Here it is in a nutshell: No grains nor legumes; minimize fructose; minimize
PUFAs; emphasize MUFAs and saturated fats, especially short- and medium- chain
triglycerides; aim for 20% carbs, 65% fats, 15% protein (by caloric value);
fiber is good (because your gut bacteria convert a lot of it to SCTs and
MCTs).

The 20/65/15 ratio may need to change depending on how active your are and how
damaged your metabolism is.

Butter contains a fair amount of butyric acid (a short-chain triglycerides),
so it would make sense to add it to your diet. I prefer coconut oil because it
is about 50% MCTs and typically doesn't require refrigeration. I eat a lot of
it, and it tends to fire me up like a rocket.

And, yes, I've lost approximately a shit-ton of weight on a Paleo diet.

------
libria
The author's genes may not behave the same way as Asprey's.

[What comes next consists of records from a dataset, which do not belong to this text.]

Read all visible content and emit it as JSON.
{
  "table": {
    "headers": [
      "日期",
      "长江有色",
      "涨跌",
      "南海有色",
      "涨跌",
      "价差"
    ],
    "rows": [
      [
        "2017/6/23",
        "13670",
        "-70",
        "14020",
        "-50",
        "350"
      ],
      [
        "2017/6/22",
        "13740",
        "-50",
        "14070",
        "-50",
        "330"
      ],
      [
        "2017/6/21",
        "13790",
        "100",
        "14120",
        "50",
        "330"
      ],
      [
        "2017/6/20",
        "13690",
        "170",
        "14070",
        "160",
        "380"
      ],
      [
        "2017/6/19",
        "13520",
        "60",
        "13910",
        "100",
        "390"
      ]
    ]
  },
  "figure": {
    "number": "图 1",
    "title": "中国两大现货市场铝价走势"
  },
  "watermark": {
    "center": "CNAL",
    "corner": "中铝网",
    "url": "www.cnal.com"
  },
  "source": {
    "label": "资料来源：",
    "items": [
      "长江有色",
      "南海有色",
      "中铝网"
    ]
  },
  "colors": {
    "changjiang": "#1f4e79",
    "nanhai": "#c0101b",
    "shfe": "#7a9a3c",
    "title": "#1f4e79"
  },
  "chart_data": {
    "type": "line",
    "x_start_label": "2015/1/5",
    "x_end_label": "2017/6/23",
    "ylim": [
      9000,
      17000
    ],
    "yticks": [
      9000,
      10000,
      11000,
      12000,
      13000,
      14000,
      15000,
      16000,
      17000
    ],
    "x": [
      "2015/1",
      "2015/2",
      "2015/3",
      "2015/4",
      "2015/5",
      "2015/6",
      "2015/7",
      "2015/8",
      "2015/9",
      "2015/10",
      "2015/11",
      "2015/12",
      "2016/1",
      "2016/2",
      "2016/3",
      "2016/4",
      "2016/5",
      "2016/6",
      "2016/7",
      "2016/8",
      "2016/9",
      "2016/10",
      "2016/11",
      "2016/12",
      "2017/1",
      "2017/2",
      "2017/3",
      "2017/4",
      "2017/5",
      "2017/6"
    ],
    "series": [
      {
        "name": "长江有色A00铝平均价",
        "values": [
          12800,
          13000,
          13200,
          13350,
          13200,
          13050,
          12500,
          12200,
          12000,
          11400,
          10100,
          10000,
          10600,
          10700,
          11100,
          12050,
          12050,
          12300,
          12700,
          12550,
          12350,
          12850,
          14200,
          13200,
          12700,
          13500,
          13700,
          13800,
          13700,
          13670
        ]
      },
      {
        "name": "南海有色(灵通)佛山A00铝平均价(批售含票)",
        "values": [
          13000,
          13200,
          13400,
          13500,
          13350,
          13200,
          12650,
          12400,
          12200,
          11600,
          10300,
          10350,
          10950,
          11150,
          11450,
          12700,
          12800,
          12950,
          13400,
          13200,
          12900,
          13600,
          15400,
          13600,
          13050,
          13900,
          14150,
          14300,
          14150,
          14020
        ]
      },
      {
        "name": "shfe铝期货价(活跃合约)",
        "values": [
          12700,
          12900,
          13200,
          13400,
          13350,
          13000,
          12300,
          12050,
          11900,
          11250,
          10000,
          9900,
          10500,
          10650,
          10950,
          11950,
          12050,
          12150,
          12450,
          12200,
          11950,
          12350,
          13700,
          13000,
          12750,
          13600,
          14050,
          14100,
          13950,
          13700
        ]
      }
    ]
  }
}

George Burns
consistently smoked and lived to 100; not everyone's genetic makeup will allow
this.

I remember hearing a story of a professor who would throw asbestos into the
air during lecture saying they had no evidence it was a health hazard, which
was true at the time.

Yes, the health/nutrition industry often has uncertainties and disinformation
and it may well turn out harmless, but why gamble with your health?

------
aspirant
Anyone else trying a paleo diet? I'm reminded that PG himself referenced the
diet in an essay years ago though I can't remember which one. I wonder if he
ever went on it.

------
Mz
I have a genetic disorder. Getting sufficient quantities of good quality
(organic) butter has done wonders for me. But this was in conjunction with
eliminating fats and oils that I determined from trial and error were a
problem and also making lots of other dietary and lifestyle changes. The
simplistic nature of this conclusion concerns me. And also the fanboy-ism:
"I'll have what he's having" without trying to understand why he does that or
what mechanism might make it helpful.